Opinion · Punto de Fisión

La verdad sobre el caso de Mariano Valdemar

Muchos alarmistas temen la posibilidad de que la moción de censura salga adelante y Mariano de repente pase a la condición de cadáver político. Ese adverbio es lo que más miedo da, de repente, cuando Mariano en su vida ha hecho una sola cosa de repente, y hasta la hostia que se llevó durante un paseo electoral en Pontevedra se la tenían prometida desde hacía décadas. Los alarmistas olvidan que Mariano, en realidad, lleva muerto más de un lustro, aproximadamente desde que le envió aquellos mensajes de ánimo a Luis Bárcenas, un bumerán telefónico que hubiera arrancado del cargo a cualquier presidente en cualquier otro país con menos afición a las procesiones de Semana Santa.

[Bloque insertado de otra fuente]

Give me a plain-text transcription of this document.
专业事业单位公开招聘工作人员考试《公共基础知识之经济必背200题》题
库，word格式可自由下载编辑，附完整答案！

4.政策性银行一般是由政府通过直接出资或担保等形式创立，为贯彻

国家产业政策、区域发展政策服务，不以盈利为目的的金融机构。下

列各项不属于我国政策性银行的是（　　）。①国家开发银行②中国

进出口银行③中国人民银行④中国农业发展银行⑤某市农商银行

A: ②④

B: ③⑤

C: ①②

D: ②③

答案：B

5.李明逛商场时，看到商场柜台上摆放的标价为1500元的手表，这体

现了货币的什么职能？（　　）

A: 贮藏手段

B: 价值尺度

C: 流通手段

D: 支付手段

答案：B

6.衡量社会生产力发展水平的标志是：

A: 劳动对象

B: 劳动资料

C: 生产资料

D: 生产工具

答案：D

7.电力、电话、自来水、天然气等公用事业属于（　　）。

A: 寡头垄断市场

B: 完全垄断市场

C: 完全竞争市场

Lo que pasa es que, para ser un cadáver, Mariano tiene un aspecto excelente. Además, se cuida mucho, procura trabajar lo menos posible y sale a pasear por las mañanas para airearse a trote zombi. Por eso, darlo por enterrado antes de tiempo es un error que ya le ha costado la cabeza a muchos de sus enemigos, a no pocos de sus amigos y a algunos de sus ministros. No sólo por lo que pudiera hacer a última hora el PNV (un partido al que cada día le sobra más la V) sino también por lo que pudieran hacer todos los demás. En esos bancales del hemiciclo, y especialmente entre las filas del PSOE, donde menos se lo espera, salta un tránsfuga. No hay más que ver el transfuguismo en bloque de Ciudadanos, una formación que se anunciaba implacable contra la corrupción y que a estas alturas parece un cementerio.

Entre limpiar el gobierno de ladrones o aguantar la pestilencia unos años más, Albert ha preferido comprar un lote de pinzas para la nariz, un paquete de ambientadores y unas varillas de incienso. En Ciudadanos ya está en marcha un programa de acogida de refugiados del PP en el que las camisetas de color naranja sirvan para disimular los tonos de la carne pútrida e incluso la sangre de los zarpazos judiciales. Si fueron capaces de estabilizar a Girauta, el Phileas Fogg de la política patria, son capaces de cualquier cosa.

La elección consiste entre apostar por un gobierno Frankenstein, hecho de retales y costurones, o seguir sosteniendo un gobierno zombi, apestado por la corrupción y trufado de muertos vivientes. Los zombis están de moda, ahora que acaban de cumplirse los cuarenta años de Dawn of the Dead, la obra magna de George A. Romero, y que sigue adelante en su novena temporada The Walking Dead, la única teleserie que sigue emitiéndose después de muerta. Es posible que Mariano no esté todavía difunto sino suspendido en un estado de hipnosis agónica, al estilo del señor Valdemar, aquel moribundo de un relato de Poe al que le daban la orden de no morir y se mantenía al borde mismo de la putrefacción, como el PP de la Gürtel. Ha dicho que no va a dimitir de ningún modo, lo cual es un indicio seguro de lo contrario. Muchos lectores pensaron que el relato de Poe era un reportaje periodístico, y a muchos otros, cuando pasen sólo unos años, Mariano les va a parecer una novela.